Thats a fantastic idea birdie, one I will remember for when my DD is a little older

Judy1234 · 09/06/2008 12:45

Definitely try to ditch any guilt if you can. I think what makes some mothers happier than others is when they aren't guilty. I always felt happy with my choices and know they were best for me and my children. Some women live in a permanent state of feeling they haven't done things right.

Also try to bring up daughters so they don't have that internal sense of not doing enough.

Also don't put off having a second child. We know some only children and they kind of came about because the time got more and more before numbder 2 was thought about and by then the parents felt couldn't cope with another one whereas if you get on with the second fairly quickly it's easier.

EffiePerine · 09/06/2008 12:46

Most things are normal and will pass.

Guilt is a waste of time.

Buy a bigger laundry basket.

EffiePerine · 09/06/2008 12:48

Don't consider divorce in the first year

fondant4000 · 09/06/2008 12:59

I'd say: Ignore any 'advice' - including mine!

Seriously, I'd say:

Trust the way you feel about things and don't do things because you feel you 'ought' to do them that way.
'This too shall pass' - enjoy the good moments, live through the bad.
Your baby thinks you're great

brrrrmmmm · 09/06/2008 13:07

Ooh definitely everybody thinks of divorce in the first year!

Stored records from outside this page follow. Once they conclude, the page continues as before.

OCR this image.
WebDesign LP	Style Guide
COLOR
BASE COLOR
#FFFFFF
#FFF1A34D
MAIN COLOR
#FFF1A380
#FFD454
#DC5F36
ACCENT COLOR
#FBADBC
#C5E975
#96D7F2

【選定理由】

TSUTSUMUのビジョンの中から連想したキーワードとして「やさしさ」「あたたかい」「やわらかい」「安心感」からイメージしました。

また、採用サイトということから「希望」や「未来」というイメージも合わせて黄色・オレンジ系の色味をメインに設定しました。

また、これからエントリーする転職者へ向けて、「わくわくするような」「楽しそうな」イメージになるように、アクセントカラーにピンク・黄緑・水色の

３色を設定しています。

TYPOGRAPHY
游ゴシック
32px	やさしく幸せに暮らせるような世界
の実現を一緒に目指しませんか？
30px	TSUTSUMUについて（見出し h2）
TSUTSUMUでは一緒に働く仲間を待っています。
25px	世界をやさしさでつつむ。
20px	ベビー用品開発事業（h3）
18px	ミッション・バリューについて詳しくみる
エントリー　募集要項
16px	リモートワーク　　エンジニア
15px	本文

No matter how much fun you think you're having and how gorgeous the baby is (after the blur of the first few months obviously) they just keep getting better and better!

I found Libby Purves' book 'How not to be a perfect mother' very good for relaxing me, and also helped DH realise that babies might be some fun, not just hard work.

MrsBadger · 09/06/2008 13:12

'this too shall pass'

and to start thinking of foods she can prepare and eat with one hand whilst clasping a newborn to the breast with the other (croissants are good as they don't need buttering, bu tbest are sandwiches someone else has made)

talilac · 09/06/2008 13:14

That no two babies are the same, and what was true for your mum/mil/best friend won't necessarily be true for you. So listen by all means, but trust your own instincts..

HappyMummyOfOne · 09/06/2008 14:12

Burn all the baby books and do what your instinct tells you.

cestlavie · 09/06/2008 14:18

Your cat knows more about babies than your health visitor

Anna8888 · 09/06/2008 14:22

The world will wait for you. Your baby won't. Enjoy your baby now, because before you know it, he/she will be off to school and babyhood will be gone forever. And babyhood is absolutely wonderful - but only if you aren't simultaneously trying to carry on living in society in the same way that you did before having a baby.